Relationships

Is it love, lust or limerence?

The powerful emotion that you never knew had a name.
limerence

So you’ve met someone amazing and suddenly, you find yourself constantly thinking about that one freckle on their nose or the way their head tilts back when they laugh. You roll over to see that what felt like five minutes of innocent daydreaming has turned into hours of obsessive rumination. 

If you’re finding yourself dreaming about taking a romantic holiday, moving in or even marrying someone you’ve just met – don’t fret, you’re experiencing something called ‘limerence’. If you think this feeling is an affliction only for the young, like a teenage crush: think again. Limerence can affect women (and men) of all ages just as powerfully as those in the first flush of youth.

“Limerence is a crush on steroids,” psychologist Jocelyn Brewer says. “It’s this really intense infatuation that becomes all consuming.”

limerence
No matter what age you are, Limerence can make you feel like you’re experiencing a giddy teenage crush.

The term was coined in the ‘70s by psychologist Dorothy Tennov who described it as being a state of total infatuation. Limerent behaviour can include fantasising and idealising about the object of your affections or experiencing a broad spectrum of overwhelming emotions when thinking about them.

“Limerence can be likened to the thrill of a roller coaster ride – it’s all about the rush, without concern for the destination. It’s the pursuit of the euphoria associated with falling in love, rather than the intention to forge a substantial, enduring relationship,” Alex Burt Relationship Coach, explains.

However intoxicating limerence is, experts agree that limerence is not love, nor is it even lust. The single defining factor between love and limerence is that limerence is devoid of reciprocation. Because limerence is something you experience when you first meet a person, you don’t know if those feelings of attraction are reciprocated yet.

And whilst limerence certainly can mimic what we think love feels like, Jocelyn says that the two are polar opposites. 

limerence
Limerence does not always require those intense feelings of infatuation to be reciprocated.

“Limerence is that real frenetic energy, it’s not that grounded and stable feeling we associate with more of a love energy,” she says.

But just because limerence isn’t love doesn’t mean it never will be. Limerence is merely a stage in the emotional rollercoaster that dating is. Following your short-lived infatuation comes a period of ‘crystallisation’. This is when deeper feelings start to develop that are less entrenched in fantasy or obsession. It’s also generally where you’ll know for sure whether your feelings are reciprocated.

Limerence is a totally normal way to feel when you first meet someone, in fact, thanks to the cocktail of chemicals in our brains – we don’t even really get a choice when we fall into the alluring spiral of infatuation. 

“Feelings in general are just what I call a very rapid chemical storm,” Jocelyn explains. “When we have feelings, they’re really just a microsecond boost of a chemical, then we have a very rapid thought process that goes along with that.”

limerence romeo and juliet
Some of the most famous love stories of all time can actually be seen as merely limerent behaviour.

Moreover, limerence has been normalised through the art and literature we consume everyday.
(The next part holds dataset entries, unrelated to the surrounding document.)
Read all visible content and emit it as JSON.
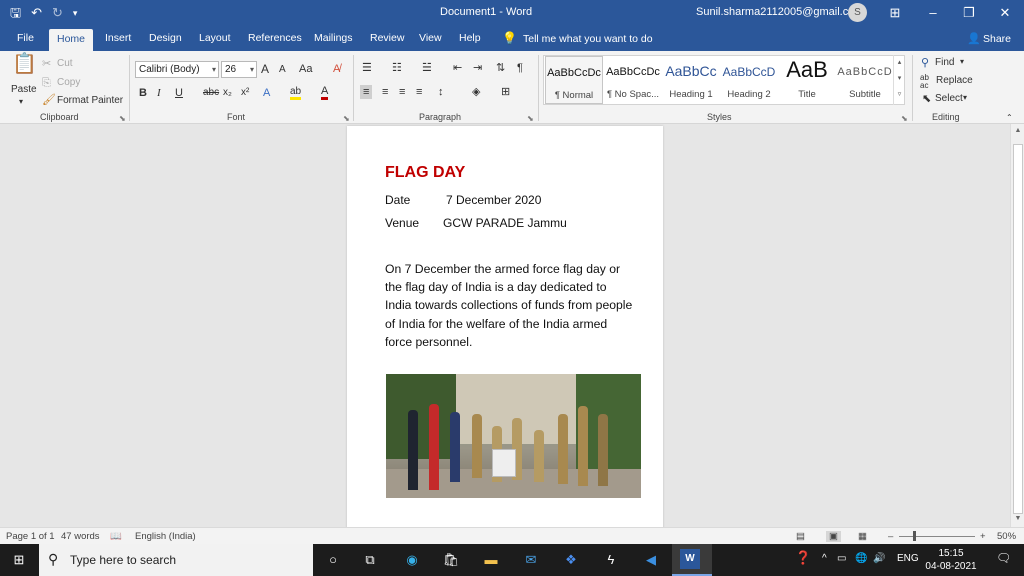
{
  "titlebar": {
    "document_title": "Document1 - Word",
    "user_email": "Sunil.sharma2112005@gmail.com",
    "avatar_initial": "S",
    "save_glyph": "🖫",
    "undo_glyph": "↶",
    "redo_glyph": "↻",
    "customize_glyph": "▾",
    "ribbon_display_glyph": "⊞",
    "minimize_glyph": "–",
    "restore_glyph": "❐",
    "close_glyph": "✕"
  },
  "tabs": [
    "File",
    "Home",
    "Insert",
    "Design",
    "Layout",
    "References",
    "Mailings",
    "Review",
    "View",
    "Help"
  ],
  "active_tab": "Home",
  "tell_me": "Tell me what you want to do",
  "share": "Share",
  "clipboard": {
    "paste": "Paste",
    "cut": "Cut",
    "copy": "Copy",
    "format_painter": "Format Painter",
    "label": "Clipboard"
  },
  "font": {
    "name": "Calibri (Body)",
    "size": "26",
    "label": "Font",
    "grow": "A",
    "shrink": "A",
    "case": "Aa",
    "bold": "B",
    "italic": "I",
    "underline": "U",
    "strike": "abc",
    "subscript": "x₂",
    "superscript": "x²",
    "effects": "A",
    "highlight": "ab",
    "color": "A"
  },
  "paragraph": {
    "label": "Paragraph"
  },
  "styles": {
    "label": "Styles",
    "items": [
      {
        "preview": "AaBbCcDc",
        "name": "¶ Normal"
      },
      {
        "preview": "AaBbCcDc",
        "name": "¶ No Spac..."
      },
      {
        "preview": "AaBbCc",
        "name": "Heading 1"
      },
      {
        "preview": "AaBbCcD",
        "name": "Heading 2"
      },
      {
        "preview": "AaB",
        "name": "Title"
      },
      {
        "preview": "AaBbCcD",
        "name": "Subtitle"
      }
    ]
  },
  "editing": {
    "find": "Find",
    "replace": "Replace",
    "select": "Select",
    "label": "Editing"
  },
  "document": {
    "heading": "FLAG DAY",
    "date_label": "Date",
    "date_value": "7 December 2020",
    "venue_label": "Venue",
    "venue_value": "GCW PARADE Jammu",
    "body": "On 7 December the armed force flag day or the flag day of India is a day dedicated to India towards collections of funds from people of India for the welfare of the India armed force personnel."
  },
  "status": {
    "page": "Page 1 of 1",
    "words": "47 words",
    "language": "English (India)",
    "zoom": "50%"
  },
  "taskbar": {
    "search_placeholder": "Type here to search",
    "language": "ENG",
    "time": "15:15",
    "date": "04-08-2021"
  },
  "colors": {
    "word_blue": "#2b579a",
    "heading_red": "#c00000"
  }
}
The fairly mild limerent behaviours can be seen in Sex and the City where Carrie fantasises over and projects onto the aloof Mr. Big for six glorious seasons.

On the more concerning end of the spectrum, you only need to look at one of the greatest and most extreme love stories (or should I say limerence stories) of all time – Romeo and Juliet.

The two star-crossed lovers only know each other for 24 hours before they both decide to take their own lives out of fear of living without one another.

Whilst Shakespeare certainly took limerence to an extreme place, Jocelyn says that these feelings, in moderation, can actually be a fun way to break emotional monotony. 

“Sometimes feeling this way is actually just a pleasant distraction, it’s a really nice way to mix up your daily life by having that crush situation.”